Where HR meets risk management

by 14 Oct 2008

A number of years ago I interviewed Stephen Cooper, who was the interim CEO for Enron in the wake of its spectacular collapse in 2001. Prior to this, it was frequently named as one of America’s top 10 most admired corporations and best places to work, and its board was acclaimed as one of the US’s best five, according to Fortune magazine.

While Enron was considered a phenomenon in its heyday, a highly decentralised decision-making and financial control structure made it virtually impossible to get a clear and coherent understanding of the corporation.

In the wake of a number of corporate collapses since Enron, governments and regulators across the world have scrambled to put a raft of laws and regulations in place to try and put the brakes on such collapses. Cooper warned against a prescriptive approach to corporate governance, and said that it was more a state of mind.
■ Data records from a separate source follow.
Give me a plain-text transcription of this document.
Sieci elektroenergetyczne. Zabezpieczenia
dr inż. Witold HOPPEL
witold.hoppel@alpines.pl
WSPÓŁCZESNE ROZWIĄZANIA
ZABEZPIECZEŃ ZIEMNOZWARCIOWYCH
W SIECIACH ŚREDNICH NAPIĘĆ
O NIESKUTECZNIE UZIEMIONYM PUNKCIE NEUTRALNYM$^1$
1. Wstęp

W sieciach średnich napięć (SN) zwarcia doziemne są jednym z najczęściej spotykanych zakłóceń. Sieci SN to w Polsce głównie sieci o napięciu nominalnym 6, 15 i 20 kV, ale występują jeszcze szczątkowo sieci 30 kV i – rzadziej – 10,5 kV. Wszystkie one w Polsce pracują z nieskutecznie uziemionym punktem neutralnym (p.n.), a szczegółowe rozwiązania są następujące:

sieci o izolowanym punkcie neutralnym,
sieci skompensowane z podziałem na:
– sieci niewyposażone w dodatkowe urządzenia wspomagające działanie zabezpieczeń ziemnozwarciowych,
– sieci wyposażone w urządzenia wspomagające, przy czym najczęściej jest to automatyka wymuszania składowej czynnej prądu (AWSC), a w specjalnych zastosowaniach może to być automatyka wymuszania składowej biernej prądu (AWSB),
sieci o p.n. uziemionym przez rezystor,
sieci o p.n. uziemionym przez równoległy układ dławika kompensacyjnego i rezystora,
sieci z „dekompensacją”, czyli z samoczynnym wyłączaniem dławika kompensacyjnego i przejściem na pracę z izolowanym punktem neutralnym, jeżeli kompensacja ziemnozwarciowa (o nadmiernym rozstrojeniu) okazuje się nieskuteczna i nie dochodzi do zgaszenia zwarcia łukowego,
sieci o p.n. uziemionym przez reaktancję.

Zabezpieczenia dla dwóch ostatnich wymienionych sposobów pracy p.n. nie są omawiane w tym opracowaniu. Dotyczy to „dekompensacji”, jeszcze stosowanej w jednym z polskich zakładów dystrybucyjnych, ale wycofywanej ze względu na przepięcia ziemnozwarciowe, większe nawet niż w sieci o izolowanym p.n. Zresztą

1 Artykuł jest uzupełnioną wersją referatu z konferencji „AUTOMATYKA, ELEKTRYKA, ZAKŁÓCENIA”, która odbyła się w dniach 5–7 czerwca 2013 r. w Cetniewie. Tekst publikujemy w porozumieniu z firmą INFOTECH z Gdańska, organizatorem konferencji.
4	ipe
While more laws and regulations make it more challenging for executives and employees who may not necessarily have a company’s best interests at heart, Cooper said: “You can put anything you want in a contract, but if someone wants to wiggle around it, they’ll find a way.”
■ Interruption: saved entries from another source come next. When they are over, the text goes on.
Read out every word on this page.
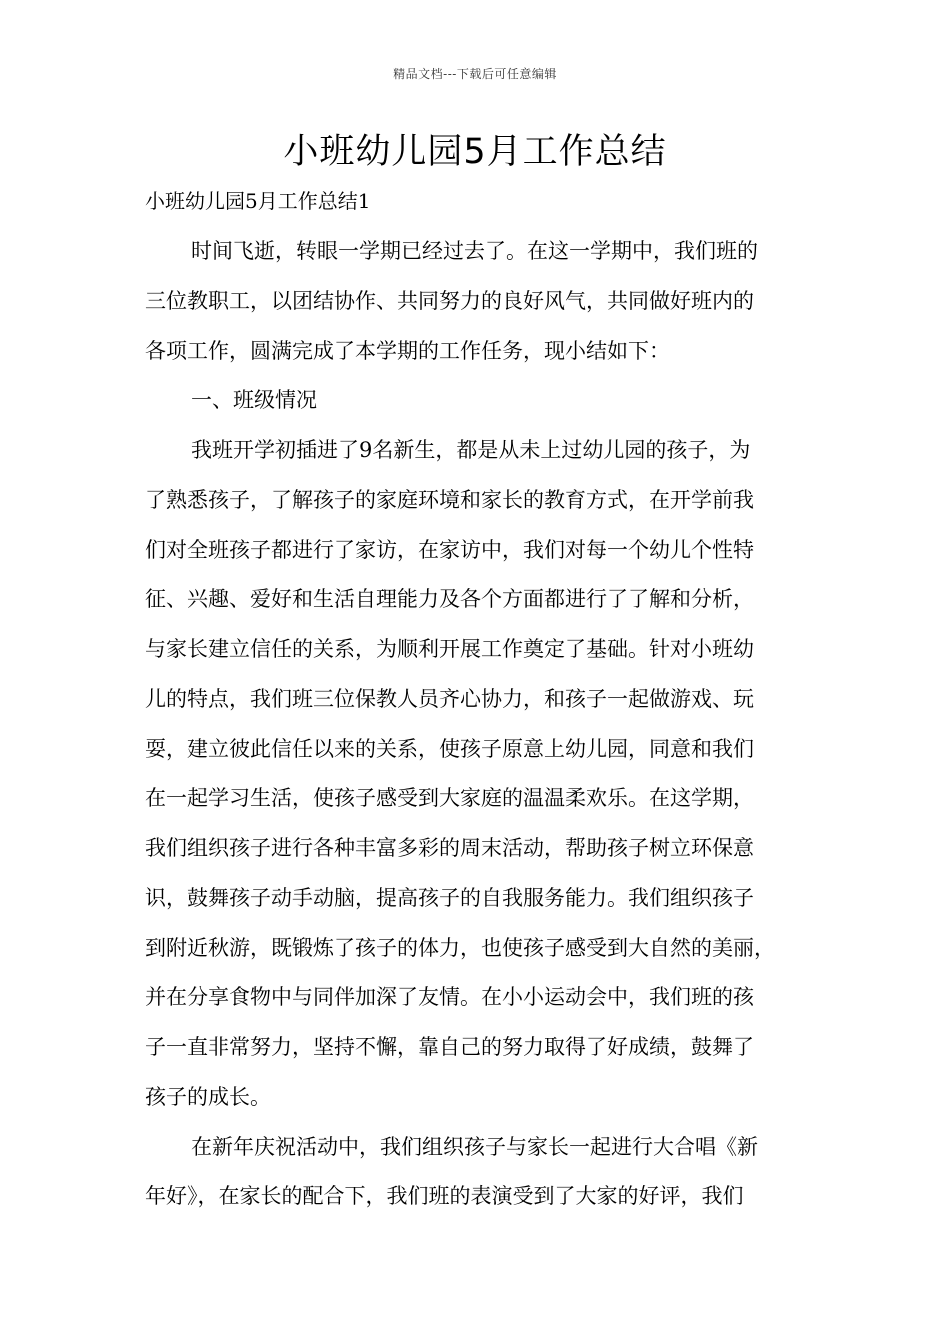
精品文档---下载后可任意编辑
小班幼儿园5月工作总结

小班幼儿园5月工作总结1

时间飞逝，转眼一学期已经过去了。在这一学期中，我们班的
三位教职工，以团结协作、共同努力的良好风气，共同做好班内的
各项工作，圆满完成了本学期的工作任务，现小结如下：
一、班级情况
我班开学初插进了9名新生，都是从未上过幼儿园的孩子，为
了熟悉孩子，了解孩子的家庭环境和家长的教育方式，在开学前我
们对全班孩子都进行了家访，在家访中，我们对每一个幼儿个性特
征、兴趣、爱好和生活自理能力及各个方面都进行了了解和分析，
与家长建立信任的关系，为顺利开展工作奠定了基础。针对小班幼
儿的特点，我们班三位保教人员齐心协力，和孩子一起做游戏、玩
耍，建立彼此信任以来的关系，使孩子原意上幼儿园，同意和我们
在一起学习生活，使孩子感受到大家庭的温温柔欢乐。在这学期，
我们组织孩子进行各种丰富多彩的周末活动，帮助孩子树立环保意
识，鼓舞孩子动手动脑，提高孩子的自我服务能力。我们组织孩子
到附近秋游，既锻炼了孩子的体力，也使孩子感受到大自然的美丽，
并在分享食物中与同伴加深了友情。在小小运动会中，我们班的孩
子一直非常努力，坚持不懈，靠自己的努力取得了好成绩，鼓舞了
孩子的成长。
在新年庆祝活动中，我们组织孩子与家长一起进行大合唱《新
年好》，在家长的配合下，我们班的表演受到了大家的好评，我们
The culture of Enron played a big role in its downfall, with an unbelievably aggressive approach to doing business, particularly in trading operations. Its senior management was adamant about sustaining a too-good-to-be-true performance, and there was a tremendous lack of focus, clarity and accountability.
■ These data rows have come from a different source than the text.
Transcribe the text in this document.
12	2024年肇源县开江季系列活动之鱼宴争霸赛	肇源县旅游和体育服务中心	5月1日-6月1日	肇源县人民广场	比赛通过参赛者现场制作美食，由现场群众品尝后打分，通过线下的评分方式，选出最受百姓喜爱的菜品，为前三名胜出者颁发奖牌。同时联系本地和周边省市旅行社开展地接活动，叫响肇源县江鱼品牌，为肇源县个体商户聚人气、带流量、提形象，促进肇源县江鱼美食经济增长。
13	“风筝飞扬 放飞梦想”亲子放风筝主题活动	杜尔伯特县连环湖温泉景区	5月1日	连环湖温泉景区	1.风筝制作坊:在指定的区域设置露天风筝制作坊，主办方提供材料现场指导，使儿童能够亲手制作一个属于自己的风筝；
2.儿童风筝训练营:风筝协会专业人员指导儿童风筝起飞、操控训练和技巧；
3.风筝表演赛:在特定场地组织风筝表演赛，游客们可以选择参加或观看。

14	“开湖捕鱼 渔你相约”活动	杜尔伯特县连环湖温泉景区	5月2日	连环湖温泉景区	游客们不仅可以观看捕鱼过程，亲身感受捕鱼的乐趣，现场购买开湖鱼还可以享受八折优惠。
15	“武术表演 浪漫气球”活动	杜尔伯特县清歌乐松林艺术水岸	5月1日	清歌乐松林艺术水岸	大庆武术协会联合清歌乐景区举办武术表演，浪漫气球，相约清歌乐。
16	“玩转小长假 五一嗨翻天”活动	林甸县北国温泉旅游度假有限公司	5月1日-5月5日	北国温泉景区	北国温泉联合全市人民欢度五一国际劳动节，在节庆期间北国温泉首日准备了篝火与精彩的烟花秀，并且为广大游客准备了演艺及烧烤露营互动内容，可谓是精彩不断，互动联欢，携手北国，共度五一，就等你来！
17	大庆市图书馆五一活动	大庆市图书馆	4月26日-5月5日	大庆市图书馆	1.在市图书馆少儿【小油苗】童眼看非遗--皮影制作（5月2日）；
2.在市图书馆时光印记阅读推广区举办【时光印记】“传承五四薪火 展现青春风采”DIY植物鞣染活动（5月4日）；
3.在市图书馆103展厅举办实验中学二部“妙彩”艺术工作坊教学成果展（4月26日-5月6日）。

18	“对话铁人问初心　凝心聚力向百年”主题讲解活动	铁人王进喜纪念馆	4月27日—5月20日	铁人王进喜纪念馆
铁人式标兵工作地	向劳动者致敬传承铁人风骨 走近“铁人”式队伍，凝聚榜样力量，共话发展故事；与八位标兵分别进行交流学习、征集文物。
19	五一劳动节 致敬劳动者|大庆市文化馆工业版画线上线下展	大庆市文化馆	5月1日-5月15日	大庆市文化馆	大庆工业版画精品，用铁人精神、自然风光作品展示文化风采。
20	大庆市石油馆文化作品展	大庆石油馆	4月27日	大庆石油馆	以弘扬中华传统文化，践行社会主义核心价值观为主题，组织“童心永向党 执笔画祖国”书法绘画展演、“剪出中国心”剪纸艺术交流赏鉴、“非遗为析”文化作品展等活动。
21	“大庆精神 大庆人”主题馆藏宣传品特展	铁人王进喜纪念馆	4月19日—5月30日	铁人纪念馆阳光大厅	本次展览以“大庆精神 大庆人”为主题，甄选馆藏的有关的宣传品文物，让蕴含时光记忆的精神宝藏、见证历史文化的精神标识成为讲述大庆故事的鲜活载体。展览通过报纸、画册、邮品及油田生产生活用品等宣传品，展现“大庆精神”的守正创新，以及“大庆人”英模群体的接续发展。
There have been a number of collapses across Australia where corporate cultures not too dissimilar to those of Enron have played a significant role. It’s well established that the CEO, followed by the executive team, largely set the course of a corporate culture.

The Commonwealth Criminal Code Act 2005, defines corporate culture as “an attitude, policy, rule, course of conduct or practice existing within the body corporate generally or in the part of the body corporate in which the relevant activities takes place”.

When it comes to risk management and corporate governance, the letter of the law must be followed. Potentially more important is the spirit of the law that a company’s leaders must role model for managers and employees at all levels of an organisation.